Bahia registra salto no uso de cigarros eletrônicos entre adolescentes
Em Salvador, o avanço do uso foi mais moderado do que no restante do estado; veja dados

Entre 2019 e 2024, a Bahia apresentou um fenômeno de substituição no hábito de fumar entre jovens de 13 a 17 anos. Enquanto a experimentação do cigarro convencional registrou uma leve queda, passando de 12,9% para 12,3%, o uso de dispositivos eletrônicos, como vapers e pods, mais que dobrou no mesmo período.
A proporção de estudantes baianos que já experimentaram o cigarro eletrônico saltou de 9,6% para 21,2%, o que significa que hoje um em cada cinco adolescentes no estado já teve contato com esses dispositivos.

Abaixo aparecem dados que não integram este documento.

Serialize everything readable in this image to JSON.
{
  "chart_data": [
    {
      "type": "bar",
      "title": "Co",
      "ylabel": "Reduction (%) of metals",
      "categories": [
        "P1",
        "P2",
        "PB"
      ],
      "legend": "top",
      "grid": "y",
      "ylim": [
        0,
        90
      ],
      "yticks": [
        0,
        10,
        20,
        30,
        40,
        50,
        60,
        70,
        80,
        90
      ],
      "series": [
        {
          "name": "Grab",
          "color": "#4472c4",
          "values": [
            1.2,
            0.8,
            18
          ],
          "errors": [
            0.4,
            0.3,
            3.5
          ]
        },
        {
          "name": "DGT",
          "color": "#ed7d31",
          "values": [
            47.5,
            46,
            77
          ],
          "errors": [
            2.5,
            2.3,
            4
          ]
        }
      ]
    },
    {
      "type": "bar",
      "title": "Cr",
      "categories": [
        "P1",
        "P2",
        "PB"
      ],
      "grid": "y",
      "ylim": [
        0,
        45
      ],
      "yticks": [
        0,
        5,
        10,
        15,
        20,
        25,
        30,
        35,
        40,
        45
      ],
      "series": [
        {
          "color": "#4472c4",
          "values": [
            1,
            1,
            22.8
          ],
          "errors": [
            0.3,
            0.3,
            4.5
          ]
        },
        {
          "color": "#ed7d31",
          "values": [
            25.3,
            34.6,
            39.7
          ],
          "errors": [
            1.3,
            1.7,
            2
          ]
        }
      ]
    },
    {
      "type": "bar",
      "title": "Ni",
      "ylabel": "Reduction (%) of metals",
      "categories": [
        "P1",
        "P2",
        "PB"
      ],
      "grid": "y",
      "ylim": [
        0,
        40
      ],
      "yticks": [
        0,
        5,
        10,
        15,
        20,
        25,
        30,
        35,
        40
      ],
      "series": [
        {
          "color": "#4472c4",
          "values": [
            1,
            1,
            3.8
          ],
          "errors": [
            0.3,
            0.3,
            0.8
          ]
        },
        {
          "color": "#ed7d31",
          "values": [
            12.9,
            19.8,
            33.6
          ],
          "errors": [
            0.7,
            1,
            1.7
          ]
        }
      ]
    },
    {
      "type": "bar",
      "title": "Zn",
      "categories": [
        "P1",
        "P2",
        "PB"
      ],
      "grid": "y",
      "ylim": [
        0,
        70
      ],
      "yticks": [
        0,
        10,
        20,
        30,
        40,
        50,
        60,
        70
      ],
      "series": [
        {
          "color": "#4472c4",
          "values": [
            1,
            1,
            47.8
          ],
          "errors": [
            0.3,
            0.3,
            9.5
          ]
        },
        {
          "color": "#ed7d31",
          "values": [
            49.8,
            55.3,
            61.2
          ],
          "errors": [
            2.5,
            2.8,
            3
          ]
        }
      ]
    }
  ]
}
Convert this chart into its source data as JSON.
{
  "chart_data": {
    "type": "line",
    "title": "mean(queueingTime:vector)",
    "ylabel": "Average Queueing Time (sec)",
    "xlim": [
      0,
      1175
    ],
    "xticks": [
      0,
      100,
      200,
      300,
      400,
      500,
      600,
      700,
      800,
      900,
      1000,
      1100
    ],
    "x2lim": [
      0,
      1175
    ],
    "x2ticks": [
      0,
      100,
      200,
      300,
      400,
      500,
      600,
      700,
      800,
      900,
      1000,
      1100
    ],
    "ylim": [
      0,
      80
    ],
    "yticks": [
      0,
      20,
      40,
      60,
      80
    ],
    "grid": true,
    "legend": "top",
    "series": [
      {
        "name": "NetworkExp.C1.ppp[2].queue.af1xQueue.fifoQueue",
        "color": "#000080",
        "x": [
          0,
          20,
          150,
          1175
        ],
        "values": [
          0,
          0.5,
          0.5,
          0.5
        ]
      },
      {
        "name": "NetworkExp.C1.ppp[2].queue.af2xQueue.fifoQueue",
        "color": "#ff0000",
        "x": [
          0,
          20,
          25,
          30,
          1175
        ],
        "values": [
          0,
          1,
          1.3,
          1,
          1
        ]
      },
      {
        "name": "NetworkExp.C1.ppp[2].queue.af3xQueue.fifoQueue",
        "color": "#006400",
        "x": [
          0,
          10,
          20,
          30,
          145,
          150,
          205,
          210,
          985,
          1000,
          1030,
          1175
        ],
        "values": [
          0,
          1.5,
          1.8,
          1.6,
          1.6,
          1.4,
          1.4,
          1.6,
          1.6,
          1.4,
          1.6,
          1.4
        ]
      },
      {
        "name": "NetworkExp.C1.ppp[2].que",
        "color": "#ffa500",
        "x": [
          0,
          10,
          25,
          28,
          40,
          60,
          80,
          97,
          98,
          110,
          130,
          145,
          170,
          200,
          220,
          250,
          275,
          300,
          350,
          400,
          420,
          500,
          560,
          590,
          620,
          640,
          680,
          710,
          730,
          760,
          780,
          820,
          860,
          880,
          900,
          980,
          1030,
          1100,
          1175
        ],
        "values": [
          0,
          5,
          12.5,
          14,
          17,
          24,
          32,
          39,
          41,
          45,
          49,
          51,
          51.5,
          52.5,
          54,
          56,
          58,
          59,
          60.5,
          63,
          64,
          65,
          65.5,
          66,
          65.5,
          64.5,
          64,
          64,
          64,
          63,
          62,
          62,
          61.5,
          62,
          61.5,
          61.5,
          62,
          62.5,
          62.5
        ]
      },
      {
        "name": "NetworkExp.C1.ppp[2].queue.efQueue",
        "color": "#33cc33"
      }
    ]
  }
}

Os dados foram divulgados nesta quarta-feira (25), pelo Instituto Brasileiro de Geografia e Estatística (IBGE).
Esse crescimento acompanha uma tendência nacional, onde o índice de experimentação subiu de 16,8% para 29,6% em cinco anos. Embora a Bahia tenha registrado um aumento significativo, o estado ainda ocupa uma posição de destaque positivo no ranking nacional, detendo a sexta menor proporção de uso de cigarros eletrônicos entre as unidades da federação.
Na capital baiana
Em Salvador, o avanço do uso de cigarros eletrônicos foi mais moderado do que no restante do estado, crescendo de 14,6% para 17,7% entre 2019 e 2024. A capital baiana destaca-se nacionalmente com o terceiro menor índice entre as capitais, empatada com Manaus e ficando atrás apenas de Belém e Macapá.
Outro dado relevante é a queda expressiva no uso de cigarro comum em Salvador, que reduziu de 18% para 12,2% no período, consolidando a cidade como a capital com a menor proporção de fumantes de tabaco convencional do Brasil.
Perfil de usuários
O perfil dos usuários na Bahia mostra um equilíbrio quase exato entre gêneros, com 21,4% dos homens e 21% das mulheres relatando a experimentação. No entanto, há uma diferença marcante no recorte por rede de ensino: o uso é muito mais frequente entre alunos da rede pública, onde atinge 22,2%, do que na rede particular, que registra 15,2%.
Nacionalmente, a tendência inverte em relação ao gênero, com as mulheres experimentando mais do que os homens, mas mantém a predominância do uso em escolas públicas, sinalizando desafios específicos para as políticas de prevenção e saúde escolar em diferentes estratos sociais.